Après huit jours de séjour dans le château, nous revînmes à Aix ; le Chevalier était au comble de la joie ; il se disait le plus heureux des hommes, et m’assurait qu’il n’avait jamais goûté les plaisirs de l’amour avec autant de plénitude et de délices. La jouissance qui détruit si souvent la tendresse, n’avait fait qu’augmenter la sienne ; j’étais moi-même étonnée d’avoir pu inspirer une passion si vive : quoique je fusse toujours jolie, je n’étais plus de la première jeunesse ; mais en amour il n’est pour ainsi dire point de phénomènes ; les choses les plus surprenantes y sont les plus ordinaires. D’ailleurs, une chose à remarquer, c’est que ce sont les femmes d’un certain âge qui ont fait le plus de grandes passions, témoins Cléopâtre, la Maintenon et Ninon de l’Enclos. La main du temps a beau s’appesantir sur une jolie femme ; les agréments de l’esprit, le type, l’expression de sa physionomie lui restent ; elle plaira toujours plus qu’une beauté froide et monotone. C’est avec raison que certain poète a dit spirituellement que les grâces n’ont point de vieillesse.

Pendant le peu de temps que nous restâmes encore à Aix, le Chevalier ne me quitta pas un instant ; il ne voyait plus les autres aristocrates qui se trouvaient dans cette ville ; ceux-ci ignoraient sans doute la vraie cause de cet éloignement, et ils l’attribuaient probablement à l’attrait qu’avait pour lui sa liaison pour moi. Quant à mon amant, il me jurait que ce n’était point un sacrifice qu’il me faisait, qu’outre que son changement devait nécessairement l’éloigner de ces Messieurs, ma société lui tenait lieu de tout. Un pareil dévouement, joint aux preuves continuelles de tendresse que me donnait le Chevalier, ne pouvaient manquer de faire impression sur un cœur sensible et naturellement porté à la reconnaissance ; aussi après avoir passé de l’aversion à la pitié, de la pitié à un dévouement patriotique, je passai bientôt à la plus tendre amitié, et j’aimai le Chevalier presque comme si la sympathie eût formé nos liens ; ceci prouve qu’un homme ne doit jamais désespérer de gagner le cœur d’une femme, surtout lorsqu’il est libre ; il y a tant de moyens de s’emparer d’une place qui offre tant de côtés faibles et de points d’attaque !

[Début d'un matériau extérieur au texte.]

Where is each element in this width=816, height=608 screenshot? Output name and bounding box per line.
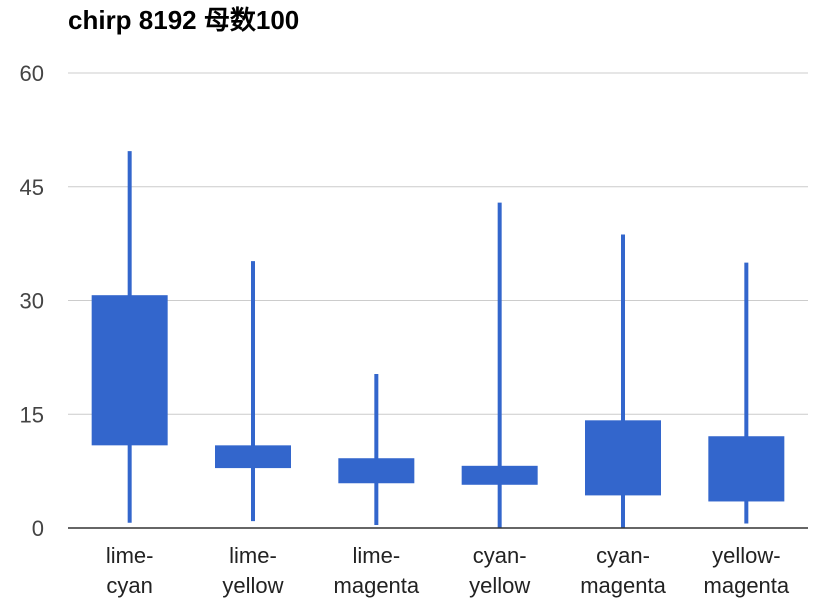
- candle-body: [585, 420, 661, 496]
- x-category-label: magenta: [334, 573, 420, 598]
- candle-yellow-magenta: [708, 262, 785, 524]
- x-axis-labels: lime-cyan lime-yellow lime-magenta cyan-yel…: [106, 543, 790, 598]
- x-category-label: cyan-: [473, 543, 527, 568]
- candle-lime-yellow: [215, 261, 291, 522]
- candle-lime-magenta: [338, 374, 415, 525]
- grid-lines: [68, 72, 808, 415]
- candle-cyan-yellow: [461, 202, 538, 528]
- x-category-label: lime-: [229, 543, 277, 568]
- x-category-label: cyan-: [596, 543, 650, 568]
- chart-title: chirp 8192 母数100: [68, 5, 300, 35]
- candle-body: [708, 436, 785, 502]
- x-category-label: magenta: [704, 573, 790, 598]
- y-tick-label-45: 45: [20, 175, 44, 200]
- candles: [91, 151, 785, 528]
- y-axis-ticks: 0 15 30 45 60: [20, 61, 44, 541]
- x-category-label: magenta: [580, 573, 666, 598]
- x-category-label: yellow: [469, 573, 530, 598]
- y-tick-label-60: 60: [20, 61, 44, 86]
- x-category-label: cyan: [106, 573, 152, 598]
- candle-body: [91, 295, 168, 446]
- candle-cyan-magenta: [585, 234, 661, 528]
- x-category-label: yellow-: [712, 543, 780, 568]
- x-category-label: yellow: [222, 573, 283, 598]
- x-category-label: lime-: [352, 543, 400, 568]
- candle-body: [461, 465, 538, 485]
- candle-body: [215, 445, 291, 469]
- y-tick-label-30: 30: [20, 289, 44, 314]
- y-tick-label-15: 15: [20, 402, 44, 427]
- y-tick-label-0: 0: [32, 516, 44, 541]
- candle-lime-cyan: [91, 151, 168, 523]
- candle-body: [338, 458, 415, 484]
- x-category-label: lime-: [106, 543, 154, 568]
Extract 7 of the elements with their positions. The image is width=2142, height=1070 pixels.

Si le Chevalier n’avait point ces agréments extérieurs qui séduisent toujours une femme, il avait une qualité occulte qui ne lui plaît pas moins, lorsqu’elle est à portée de l’apprécier. Quoiqu’il fût petit de taille, la nature s’était plue à allonger chez lui l’étoffe dans un endroit où mes pareilles ne trouvent jamais cette disproportion déplacée. Mon amant possédait en outre aussi bien que les Calonne et les Mirabeau l’art de jouir, de doubler, de centupler la jouissance : et comme j’étais de mon côté fort expérimentée sur ce point, nous épuisions ensemble tous les moyens, toutes les postures imaginées par l’Arétin ; mais l’homme a beau substituer l’art à la nature, il en revient toujours à cette dernière, et la posture la plus naturelle est toujours la plus agréable ; il n’est point, à mon avis, de meilleur moyen de goûter le plaisir, que d’être étendu sur un lit face contre face, bouche contre bouche, et dépouillé de tout voile importun : aussi était-ce cette douce manière que nous employions le plus souvent mon amant et moi.